Hi there,
I'm working with parasite transcriptomes and (of course) my reads are mixed with host (bird) and parasite (malaria). I order to keep the maximum amount of parasite RNA I have aligned my reads with a close related parasite species and keep these reads. After that, I have aligned all the reads with a close related bird species genome and only keep reads that do not map with it. Anyway, I still think that I have quite a lot reads from the bird (from the second analyses). I know that avian malaria parasites have very high AT content so, in order to only keep parasite reads I would like to filter by AT content. Maybe it's a very basic question buy I would like to know how to do this filtering. Probably it is with the command "grep" but not sure how to do it. Any suggestions? Thanks in advance
Ps: mapping was performed with hisat2 and how I have one .fq file containing all the reads that did not map with the close related bird species (the one I want to filter) and another .fq file containing reads that did map with the close related parasite species (I don't need to filter this one)

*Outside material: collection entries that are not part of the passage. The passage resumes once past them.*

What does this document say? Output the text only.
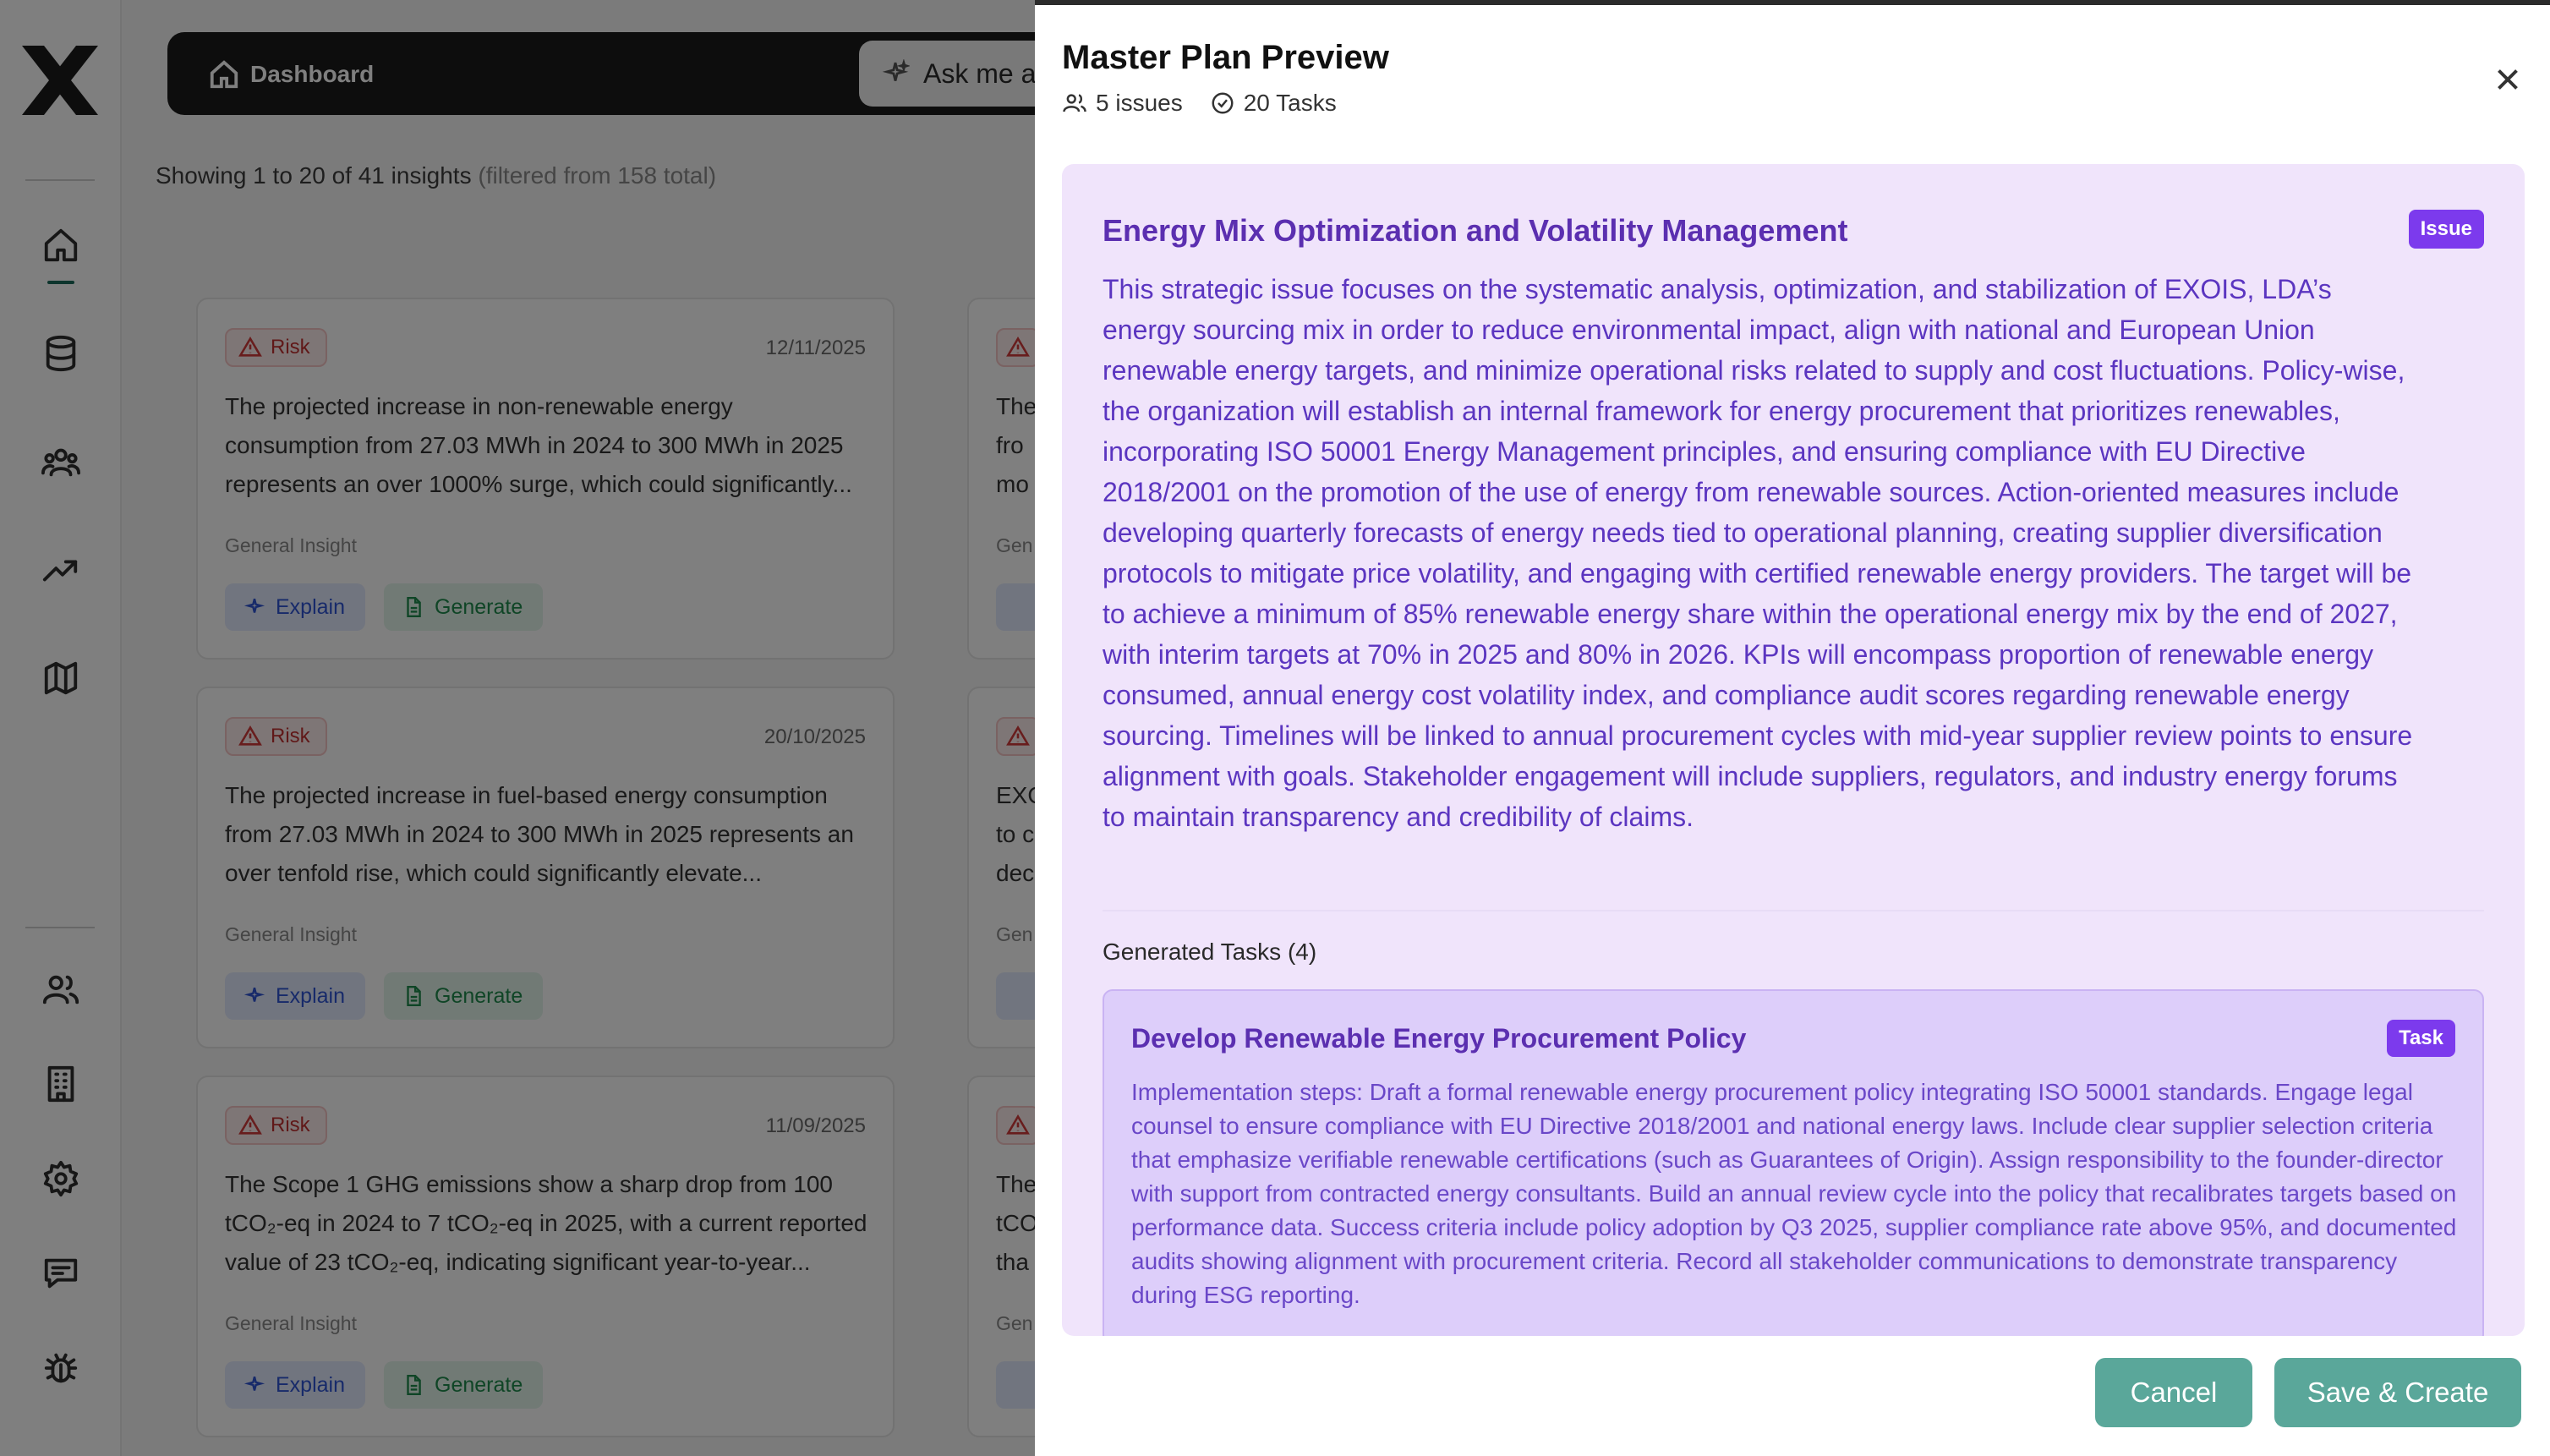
Master Plan Preview
5 issues	20 Tasks
Energy Mix Optimization and Volatility Management	Issue
This strategic issue focuses on the systematic analysis, optimization, and stabilization of EXOIS, LDA’s energy sourcing mix in order to reduce environmental impact, align with national and European Union renewable energy targets, and minimize operational risks related to supply and cost fluctuations. Policy-wise, the organization will establish an internal framework for energy procurement that prioritizes renewables, incorporating ISO 50001 Energy Management principles, and ensuring compliance with EU Directive 2018/2001 on the promotion of the use of energy from renewable sources. Action-oriented measures include developing quarterly forecasts of energy needs tied to operational planning, creating supplier diversification protocols to mitigate price volatility, and engaging with certified renewable energy providers. The target will be to achieve a minimum of 85% renewable energy share within the operational energy mix by the end of 2027, with interim targets at 70% in 2025 and 80% in 2026. KPIs will encompass proportion of renewable energy consumed, annual energy cost volatility index, and compliance audit scores regarding renewable energy sourcing. Timelines will be linked to annual procurement cycles with mid-year supplier review points to ensure alignment with goals. Stakeholder engagement will include suppliers, regulators, and industry energy forums to maintain transparency and credibility of claims.
Generated Tasks (4)
Develop Renewable Energy Procurement Policy	Task
Implementation steps: Draft a formal renewable energy procurement policy integrating ISO 50001 standards. Engage legal counsel to ensure compliance with EU Directive 2018/2001 and national energy laws. Include clear supplier selection criteria that emphasize verifiable renewable certifications (such as Guarantees of Origin). Assign responsibility to the founder-director with support from contracted energy consultants. Build an annual review cycle into the policy that recalibrates targets based on performance data. Success criteria include policy adoption by Q3 2025, supplier compliance rate above 95%, and documented audits showing alignment with procurement criteria. Record all stakeholder communications to demonstrate transparency during ESG reporting.
Cancel	Save & Create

I'm not sure filtering by nucleotide content alone is necessarily a good idea, since the reads are going to be kind of short so you will might still get reads overlapping in the 2 species.
It's worth a go though, so you might want to check out this thread:
https://stackoverflow.com/questions/4451003/binning-sequence-reads-by-gc-content
While you could in theory do this with bash commands and grep work, it would be quite cumbersome, so you're probably best just appealing to a python solution or something (assuming speed doesn't become an issue).
I don't think this is that simple, if you wanted to do it by yourself using bash scripting you would need to do something like the following:
Not the hardest thing in the world as well, but requires some work and speed of the process might be an issue. You could also try to look for some sort of already existant tool that does this.